Rather Predator-ish looking, eh?
I thought I was terribly clever when I thought up the title for this column, but it turns out someone beat me to it. Check out Raquel Byrnes' excellent rundown of what it takes to write a winning synopsis here.
Now to splatter my thoughts on the matter.
Last night, after editing through another chapter, I started thinking about the synopsis that I would have to eventually write. The inclination made me shudder. No kidding. I spend almost a whole day last week writing the query. How on earth would I tackle a synopsis? Then I started to think--what is the best way to overcome fear? Face it! I pulled up an old synopsis for an outline and tinkered with it. To my surprise, I drafted a one- page synopsis in half an hour. What the deuce?
It basically comes down to this--face your fear.

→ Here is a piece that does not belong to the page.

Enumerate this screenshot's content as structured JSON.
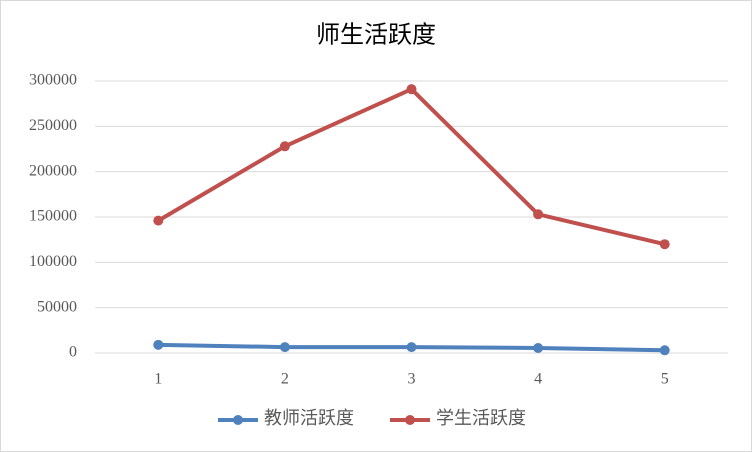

Turn off your flight mode and fight back. After all. You wrote a novel (or in the process). What's a one or four page synopsis on top of that? Easy sauce on curly fries!
Dagnabbit! Now I'm hungry . . .
Remember my old post about Falling Action? Your synopsis should focus on the important parts, like the stops you make on a road trip. Leave the exposition and catchy songs in the car.
This is not the rule, just my thoughts on the matter. Synopsis writing, just like novel writing, takes practice. Have someone you trust read it, who knows the details of your story, and be open to feedback. This is one of the big steps in selling your story. Fear not and dive in. Some publishers or agents like a one-page synopsis. Others like three or four. Consider writing both.
Are synopses tough for you? What are some tricks you employ to make your summary an enticing read?
I'm David, and sleep is becoming a stranger.